Einheitsfeier in Mainz: Was gibt es eigentlich zu feiern?

Am kommenden Wochenende feiert Deutschland die Wiedervereinigung, den "Tag der Deutschen Einheit" in Mainz, weil Rheinland-Pfalz den Vorsitz im Bundesrat hat. Wer in der Nähe wohnt, darf nicht mehr dort parken. Wer dort einen Laden besitzt, wird seit Tagen nicht mehr beliefert - Zufahrt gesperrt. Die Anwohner freuen sich nicht wirklich auf diese Feier, die den ganzen Innenstadtbereich wochenlang lahmlegt. Und vielleicht geht es dem ganzen Land so nach diesen Wahlen.

Selten war eine Feier vom Timing her so unpassend.
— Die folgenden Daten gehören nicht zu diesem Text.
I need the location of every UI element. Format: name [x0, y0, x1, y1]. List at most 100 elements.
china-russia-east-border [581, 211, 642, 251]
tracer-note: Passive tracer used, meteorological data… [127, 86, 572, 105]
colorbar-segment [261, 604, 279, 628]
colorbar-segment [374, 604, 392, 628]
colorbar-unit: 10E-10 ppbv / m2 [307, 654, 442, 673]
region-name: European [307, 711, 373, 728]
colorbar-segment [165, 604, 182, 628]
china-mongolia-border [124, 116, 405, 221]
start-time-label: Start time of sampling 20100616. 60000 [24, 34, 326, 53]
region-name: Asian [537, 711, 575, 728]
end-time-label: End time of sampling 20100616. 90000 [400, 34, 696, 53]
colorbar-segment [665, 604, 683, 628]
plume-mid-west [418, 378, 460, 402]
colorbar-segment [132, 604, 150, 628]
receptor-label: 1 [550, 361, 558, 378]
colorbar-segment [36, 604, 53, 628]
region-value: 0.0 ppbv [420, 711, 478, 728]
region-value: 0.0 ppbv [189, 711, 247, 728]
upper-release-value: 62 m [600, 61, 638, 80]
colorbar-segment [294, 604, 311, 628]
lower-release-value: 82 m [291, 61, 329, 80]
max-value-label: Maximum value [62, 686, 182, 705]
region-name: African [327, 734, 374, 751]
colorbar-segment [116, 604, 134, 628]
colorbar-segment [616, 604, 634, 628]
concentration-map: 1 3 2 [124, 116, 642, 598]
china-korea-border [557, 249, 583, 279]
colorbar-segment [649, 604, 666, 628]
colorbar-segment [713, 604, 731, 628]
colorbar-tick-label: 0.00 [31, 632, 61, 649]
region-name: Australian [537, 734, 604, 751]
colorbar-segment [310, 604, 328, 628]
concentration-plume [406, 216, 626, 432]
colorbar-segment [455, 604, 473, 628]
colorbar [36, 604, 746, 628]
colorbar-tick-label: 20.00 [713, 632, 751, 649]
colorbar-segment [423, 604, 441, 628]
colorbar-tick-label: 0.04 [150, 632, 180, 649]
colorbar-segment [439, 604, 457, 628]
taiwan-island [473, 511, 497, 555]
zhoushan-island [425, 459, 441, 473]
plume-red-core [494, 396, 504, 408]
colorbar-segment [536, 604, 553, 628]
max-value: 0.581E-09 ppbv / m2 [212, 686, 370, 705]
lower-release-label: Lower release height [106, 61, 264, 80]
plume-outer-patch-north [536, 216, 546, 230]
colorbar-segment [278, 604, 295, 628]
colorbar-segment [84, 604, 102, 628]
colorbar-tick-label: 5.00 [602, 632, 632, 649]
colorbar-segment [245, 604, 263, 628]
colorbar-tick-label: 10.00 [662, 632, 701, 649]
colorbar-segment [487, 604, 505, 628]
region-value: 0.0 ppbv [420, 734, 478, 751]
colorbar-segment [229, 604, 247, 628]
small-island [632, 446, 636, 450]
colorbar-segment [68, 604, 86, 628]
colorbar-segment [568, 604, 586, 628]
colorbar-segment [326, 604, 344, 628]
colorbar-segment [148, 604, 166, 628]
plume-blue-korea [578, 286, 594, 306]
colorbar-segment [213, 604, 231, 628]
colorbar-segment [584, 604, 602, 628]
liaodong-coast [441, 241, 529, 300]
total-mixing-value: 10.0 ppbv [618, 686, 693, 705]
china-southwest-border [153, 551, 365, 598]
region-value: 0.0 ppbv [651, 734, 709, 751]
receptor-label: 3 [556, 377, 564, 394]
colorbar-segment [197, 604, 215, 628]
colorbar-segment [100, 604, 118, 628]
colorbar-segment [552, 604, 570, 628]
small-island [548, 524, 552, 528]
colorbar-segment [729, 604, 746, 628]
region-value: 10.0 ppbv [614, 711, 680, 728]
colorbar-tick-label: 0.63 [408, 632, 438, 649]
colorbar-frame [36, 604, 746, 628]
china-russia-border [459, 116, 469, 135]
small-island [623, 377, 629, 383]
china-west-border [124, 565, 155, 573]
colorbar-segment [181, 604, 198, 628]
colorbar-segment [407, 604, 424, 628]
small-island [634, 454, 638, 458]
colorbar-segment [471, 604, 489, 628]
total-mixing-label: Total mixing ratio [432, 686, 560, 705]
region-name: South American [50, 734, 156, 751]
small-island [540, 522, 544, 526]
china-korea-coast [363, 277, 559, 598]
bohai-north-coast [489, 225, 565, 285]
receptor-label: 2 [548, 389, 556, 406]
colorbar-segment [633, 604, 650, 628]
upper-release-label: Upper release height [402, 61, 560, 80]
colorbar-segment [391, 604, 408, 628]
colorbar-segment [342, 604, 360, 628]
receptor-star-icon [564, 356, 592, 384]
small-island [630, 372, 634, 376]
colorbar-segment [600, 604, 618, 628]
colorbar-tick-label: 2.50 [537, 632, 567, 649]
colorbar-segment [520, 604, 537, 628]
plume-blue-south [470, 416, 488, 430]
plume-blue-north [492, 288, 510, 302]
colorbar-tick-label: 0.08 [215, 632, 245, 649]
Selten waren wir so wenig wieder vereinigt wie jetzt. Die Bundestagswahlen haben gezeigt, dass es in Ostdeutschland Tendenzen zur Entwiedervereinigung gibt. Dass die AfD in Ostdeutschland solche Zustimmungswerte und in Sachsen sogar die meisten Zweitstimmen erhält, ist eine Zumutung für alle Demokraten.

Die immer wieder gezeigten Fernsehbilder von ostdeutschen Dörfern vermitteln den Eindruck, als ob dort auf dem Land nur Hinterwäldler leben. Dabei haben auch dort die allermeisten Menschen Arbeit, und in den Städten ist einiges los. Leipzig hat im letzten Städteranking den zweiten Platz erreicht. In Sachsen ist die Arbeitslosenquote fortlaufend gesunken, im August waren es nur noch 7,8 Prozent. Selbst in Mecklenburg-Vorpommern, das den schlechtesten Wert hat, sind es nur noch 11,3 Prozent - soviel wie in ganz Italien. In Frankreich sind es 9,6 Prozent. Ostdeutschland liegt also in seinen strukturschwächsten Gebieten immer noch im  Durchschnitt unserer Nachbarländer.

Wieso wählen dann so viele die AfD? Der Spiegel berichtet in seiner aktuellen Online-Ausgabe über einen Ort namens Wilsdruff. 13.900 Einwohner, 10 Asylbewerber . Und 36 Prozent wählen die AfD. Nicht zu fassen. Sachsen hat die niedrigste Ausländerquote und die größte AfD-Wählerschaft.

Es gibt offensichtlich immer noch eine DDR-Nostalgie, die vergisst, wieviele Menschen der DDR-Diktatur zum Opfer gefallen sind. Diese Vergangenheit mit 700.000 Stasi-Spitzeln wurde ja nie aufgearbeitet, geschweige denn bewältigt. 
Bei einer Umfrage im Auftrag des MDR fragte Infas 2014 nach den "besonderen Stärken" der DDR. Die DDR punktete mit "Schutz vor Kriminalität"(66%), Gleichberechtigung von Mann und Frau (69%) und mit "Sozialer Absicherung" (75%). Lebensstandard. 

Viel Geld ist von West nach Ost geflossen. Das Dresdner Ifo-Institut hat den Netto-Transfer allein zwischen 1991 und 2013 auf 1.800 Milliarden Euro geschätzt. Dankbarkeit muss man dafür nicht erwarten. Aber wenigsten Vernunft statt Anti-Merkel-Geschrei.